Wisconsin state law requires drivers to be “reasonable and prudent,” meaning that they should take road conditions and hazards into account when driving, and drive accordingly. That said, the state also has fixed speed limits for various circumstances, such as driving on a highway or near a school. Yet, 14.8% of Wisconsinites don’t exercise prudent judgment, as speeding is the most common traffic violation in the state.

A speeding ticket can be an expensive problem in Wisconsin. Tickets consist of a state-mandated base deposit, plus other fees and costs.

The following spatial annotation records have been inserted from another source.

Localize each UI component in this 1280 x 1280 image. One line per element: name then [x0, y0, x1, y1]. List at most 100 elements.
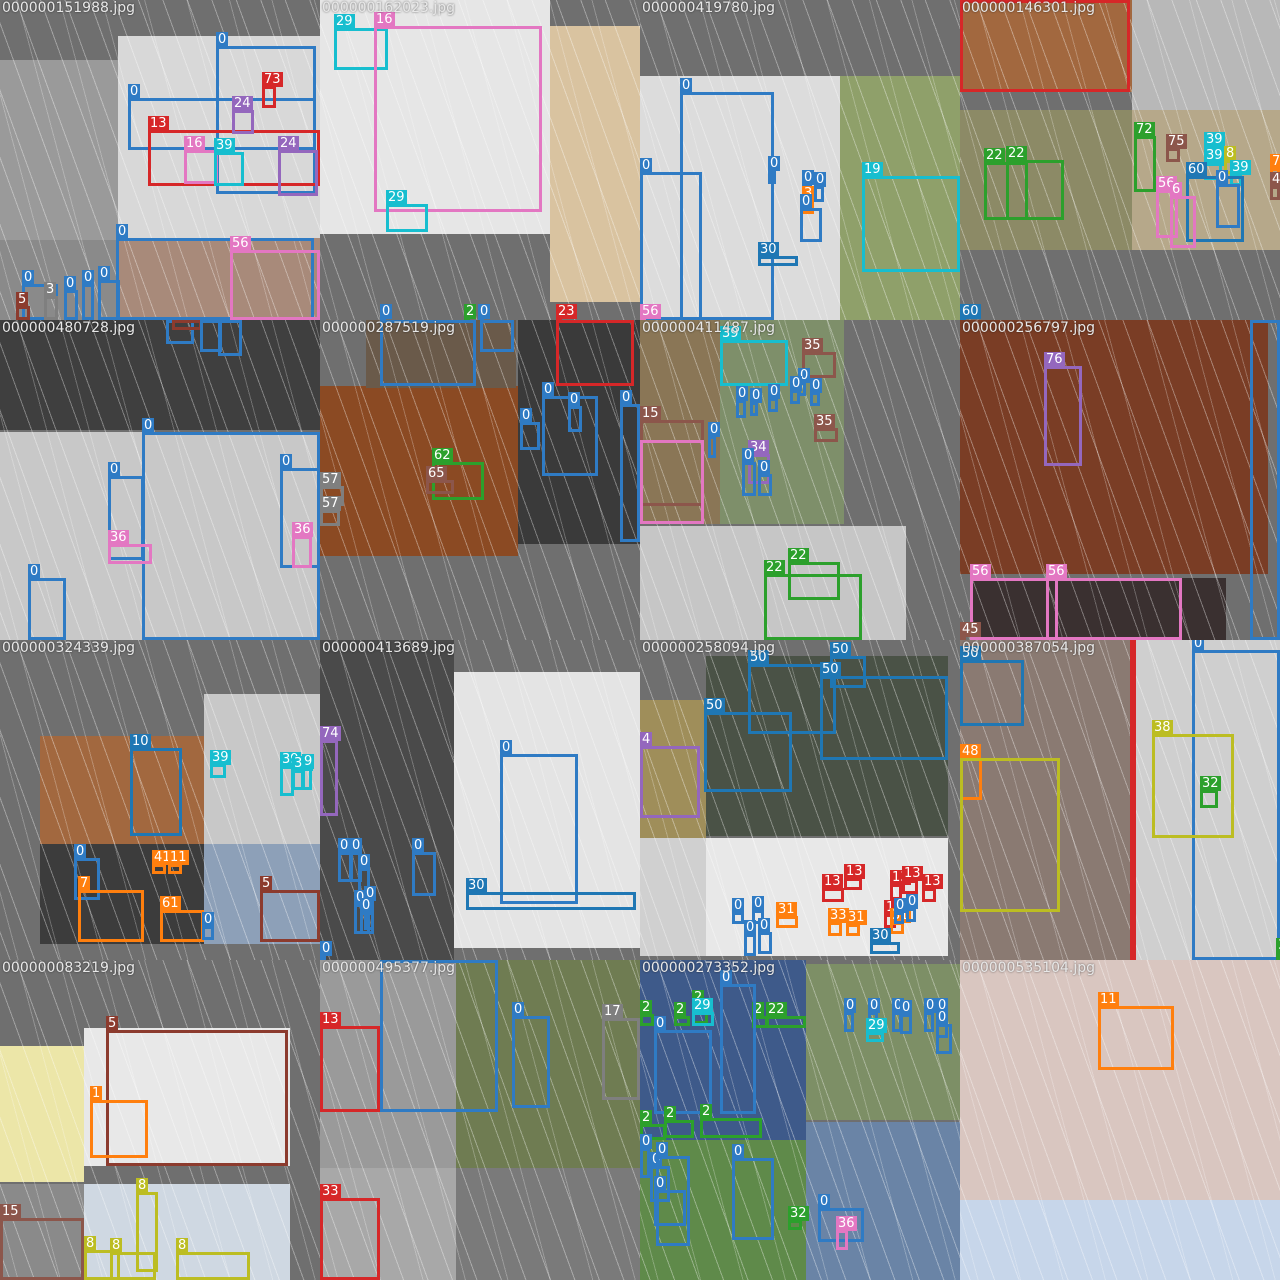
bounding-box: 0: [800, 194, 822, 242]
mosaic-tile: 050000036360000000480728.jpg: [0, 320, 320, 640]
box-class-label: 0: [142, 418, 155, 433]
bounding-box: 0: [810, 378, 823, 406]
mosaic-tile: 22227275393983974560566060000000146301.j…: [960, 0, 1280, 320]
box-class-label: 8: [176, 1238, 189, 1253]
bounding-box: 0: [512, 1002, 550, 1108]
box-class-label: 74: [320, 726, 341, 741]
box-class-label: 0: [758, 460, 771, 475]
box-class-label: 22: [1006, 146, 1027, 161]
bounding-box: 9: [302, 754, 315, 790]
box-class-label: 39: [1204, 148, 1225, 163]
box-class-label: 57: [320, 472, 341, 487]
bounding-box: 8: [176, 1238, 250, 1280]
box-class-label: 38: [1152, 720, 1173, 735]
bounding-box: 50: [748, 650, 836, 734]
box-class-label: 2: [640, 1000, 653, 1015]
box-class-label: 13: [148, 116, 169, 131]
box-class-label: 65: [426, 466, 447, 481]
box-class-label: 2: [640, 1110, 653, 1125]
tile-filename: 000000419780.jpg: [642, 0, 775, 16]
bounding-box: 0: [478, 304, 491, 320]
tile-filename: 000000387054.jpg: [962, 640, 1095, 656]
bounding-box: 22: [764, 560, 862, 640]
bounding-box: 29: [692, 998, 714, 1026]
box-class-label: 13: [902, 866, 923, 881]
box-class-label: 0: [868, 998, 881, 1013]
bounding-box: 0: [790, 376, 803, 404]
box-class-label: 11: [1098, 992, 1119, 1007]
box-class-label: 8: [110, 1238, 123, 1253]
box-class-label: 0: [82, 270, 95, 285]
bounding-box: 8: [136, 1178, 158, 1272]
box-class-label: 0: [128, 84, 141, 99]
box-class-label: 29: [866, 1018, 887, 1033]
box-class-label: 17: [602, 1004, 623, 1019]
bounding-box: 8: [84, 1236, 120, 1280]
box-class-label: 50: [748, 650, 769, 665]
image-patch: [40, 736, 204, 844]
box-class-label: 4: [640, 732, 653, 747]
bounding-box: 0: [732, 898, 745, 924]
mosaic-tile: 7400000000300000000413689.jpg: [320, 640, 640, 960]
box-class-label: 56: [1046, 564, 1067, 579]
image-patch: [960, 640, 1132, 960]
mosaic-tile: 13 0 17 33 000000495377.jpg: [320, 960, 640, 1280]
bounding-box: 0: [736, 386, 749, 418]
box-class-label: 33: [828, 908, 849, 923]
box-class-label: 5: [260, 876, 273, 891]
box-class-label: 0: [894, 898, 907, 913]
image-patch: [0, 1184, 84, 1280]
box-class-label: 35: [802, 338, 823, 353]
bounding-box: 0: [28, 564, 66, 640]
bounding-box: 0: [64, 276, 78, 320]
box-class-label: 60: [960, 304, 981, 319]
bounding-box: 32: [1276, 938, 1280, 960]
box-class-label: 0: [656, 1142, 669, 1157]
bounding-box: 29: [334, 14, 388, 70]
mosaic-tile: 29 16 29 0 2 0 23 000000162023.jpg: [320, 0, 640, 320]
box-class-label: 0: [358, 854, 371, 869]
box-class-label: 56: [970, 564, 991, 579]
bounding-box: 0: [74, 844, 100, 900]
bounding-box: 5: [16, 292, 30, 320]
bounding-box: 13: [320, 1012, 380, 1112]
bounding-box: 2: [464, 304, 477, 320]
box-class-label: 0: [1216, 170, 1229, 185]
bounding-box: 0: [936, 1010, 952, 1054]
box-class-label: 0: [936, 998, 949, 1013]
box-class-label: 0: [906, 894, 919, 909]
bounding-box: 0: [640, 158, 702, 320]
image-patch: [1134, 640, 1280, 960]
box-class-label: 36: [836, 1216, 857, 1231]
tile-filename: 000000413689.jpg: [322, 640, 455, 656]
box-class-label: 0: [802, 170, 815, 185]
bounding-box: 76: [1044, 352, 1082, 466]
bounding-box: 0: [640, 1134, 653, 1178]
box-class-label: 0: [108, 462, 121, 477]
box-class-label: 22: [766, 1002, 787, 1017]
box-class-label: 60: [1186, 162, 1207, 177]
bounding-box: 0: [720, 970, 756, 1114]
box-class-label: 48: [960, 744, 981, 759]
bounding-box: 15: [0, 1204, 84, 1280]
box-class-label: 13: [822, 874, 843, 889]
bounding-box: 3: [44, 282, 58, 320]
bounding-box: 13: [922, 874, 943, 902]
image-patch: [970, 578, 1226, 640]
bounding-box: 23: [556, 304, 577, 320]
bounding-box: 0: [742, 448, 756, 496]
box-class-label: 0: [200, 320, 213, 321]
bounding-box: 32: [788, 1206, 809, 1230]
box-class-label: 0: [202, 912, 215, 927]
bounding-box: 11: [1098, 992, 1174, 1070]
box-class-label: 0: [98, 266, 111, 281]
bounding-box: 10: [130, 734, 182, 836]
bounding-box: 0: [744, 920, 757, 956]
box-class-label: 29: [386, 190, 407, 205]
box-class-label: 5: [106, 1016, 119, 1031]
bounding-box: 56: [640, 304, 661, 320]
box-class-label: 0: [732, 1144, 745, 1159]
mosaic-tile: 5 1 8 15 8 8 8 000000083219.jpg: [0, 960, 320, 1280]
bounding-box: 16: [374, 12, 542, 212]
bounding-box: 31: [776, 902, 798, 928]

This means that your speeding ticket could run anywhere from $200 to over $800, depending on the severity of the violation.

#4. South Carolina

– Drivers who have prior speeding tickets: 15.5%
– Maximum speed limit on urban interstates: 70 mph

South Carolina’s famous beaches may promote a slow way of life, but its drivers are anything but slow. In 2019, “driving too fast for conditions” took the top spot in primary contributing factors to fatal collisions, injury collisions, and total collisions in South Carolina.

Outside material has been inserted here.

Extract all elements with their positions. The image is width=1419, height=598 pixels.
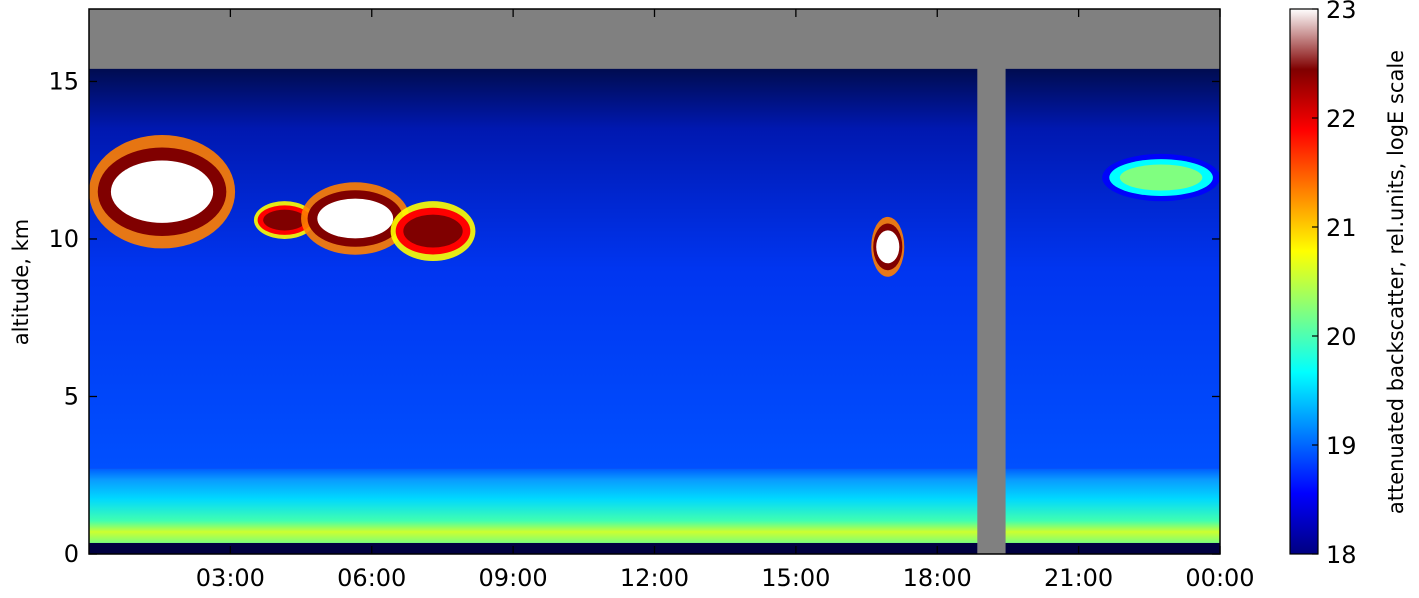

Paying a ticket is not the only hassle drivers have when they’re caught for speeding in South Carolina. The state is one of many with a points system, by which a certain number of points is added to your driving record for various levels of speeding. Rack up enough points, and your driver’s license could be suspended.

#3. Iowa

– Drivers who have prior speeding tickets: 15.6%
– Maximum speed limit on urban interstates: 55 mph

Rural life doesn’t mean slow living to Iowa drivers. The state’s placement at third on this list is actually an improvement from its 2020 second-place ranking, when 17.6% of drivers had speeding tickets. That said, Iowans do have a track record for revving their motors—in 2020, speeding violations in excess of 25 mph or more increased 74%. Iowa State Patrol officers also gave out 1,497 speeding tickets for speeds over 100 mph—a 108% increase from the four-year average.

#2. Virginia

– Drivers who have prior speeding tickets: 15.8%
– Maximum speed limit on urban interstates: 70 mph

Virginia may be for lovers, but it’s also a place where they drive fast. Virginia imposes both fines and points for speeding violations, which can haunt you for years. A speeding ticket for driving just 1 mile over the limit will earn you three points, and those points will stay on your record for five years. Driving over 85 mph (or 20 mph over the speed limit on any road) is considered reckless driving, which is upgraded to a felony or misdemeanor charge, with six points that stay on your record for 11 years.

#1. Ohio

– Drivers who have prior speeding tickets: 16.1%
– Maximum speed limit on urban interstates: 65 mph

Ohio tops the list with the percentage of drivers who have prior speeding tickets, and the pandemic may have played a role in that. The Ohio State Patrol saw a significant increase in speeding during the first year of the pandemic, with drivers taking advantage of empty roads, and this hasn’t wavered since. In 2020, despite overall ticketing going down by just over 100,000 from 2019, state troopers still wrote 80% more tickets to drivers doing at least 100 mph than in 2019.